In jüngster Zeit gibt es vermehrt heftige Reaktionen auf mein Erscheinungsbild, sprich Dschilbab und Niqab. Anstarren und Beleidigen sind das Häufigste, aber mehrere Male sind Autofahrer (es sind immer weiße Männer) trotz meiner grünen Fußgängerampel direkt vor mir abgebogen, sodass ich auf der Straße stehen bleiben musste. Dabei haben sie mir bewusst ins Gesicht bzw. auf den Nikab geschaut, mich also nicht „übersehen“. Rassismus meets Autogewalt …
Eine der übelsten Beleidigungen bekam ich in einem Ärztezentrum ab, als ich mit dem Aufzug hochfuhr. Eine ältere Frau, wahrscheinlich osteuropäischer Herkunft, hat mich als „Monster“, „Terroristin“ usw. beschimpft. Als ich dann meine Etage erreicht habe, drehe ich mich zu ihr um und sage nur: „Möge Gott Ihnen vergeben.“ Daraufhin ist die Frau komplett ausgerastet und hat mich noch heftiger beschimpft. Sie sei schließlich Christin und käme in den Himmel, ich aber käme in die Hölle, denn Gott würde mir niemals vergeben …

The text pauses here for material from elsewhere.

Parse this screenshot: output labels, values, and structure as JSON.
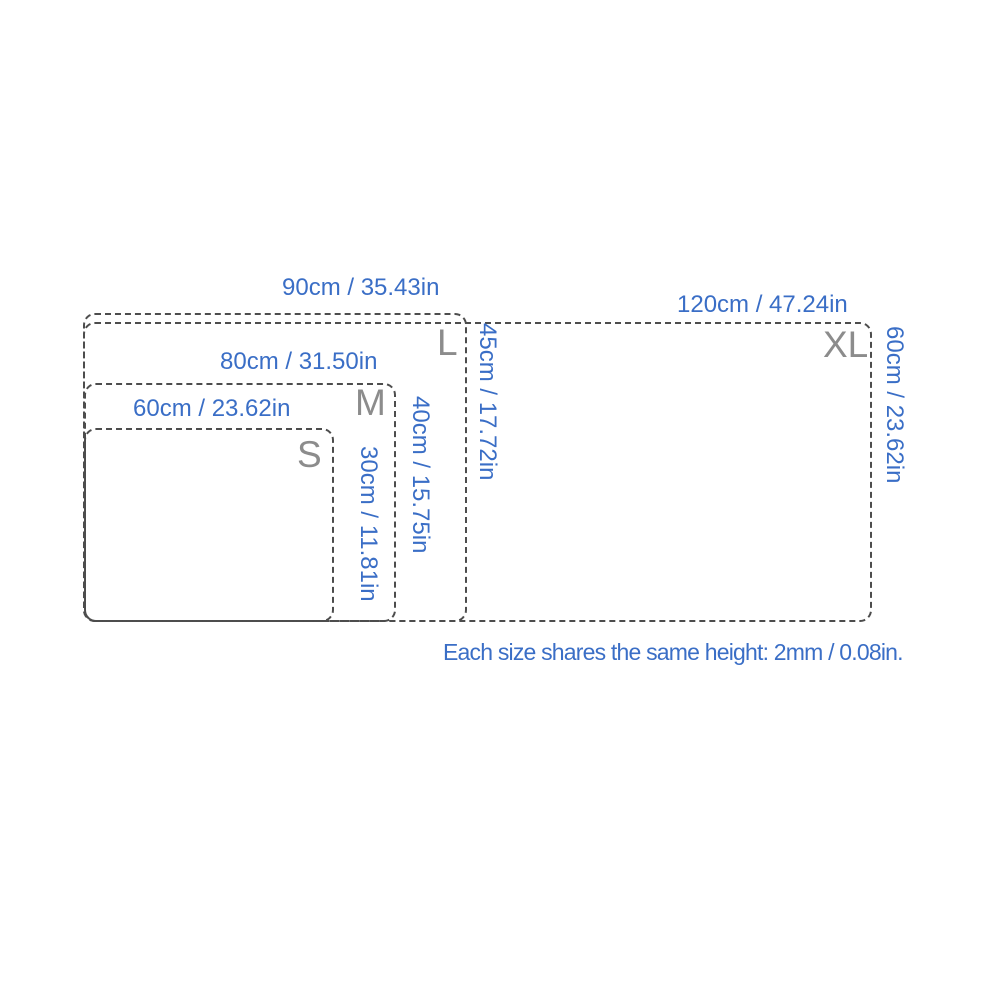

In den vergangenen Tagen haben die Beleidigungen stark zugenommen. Ich mutmaße, dass es mit der unsicheren politischen und wirtschaftlichen Lage zu tun hat, in der wir uns derzeit befinden. Ich werde zu einer Art Sündenblock für die Menschen, die in ihrer Angst vor der Zukunft gefangen sind.
Für mich gilt dabei: Stets freundlich bleiben – und jetzt erst recht.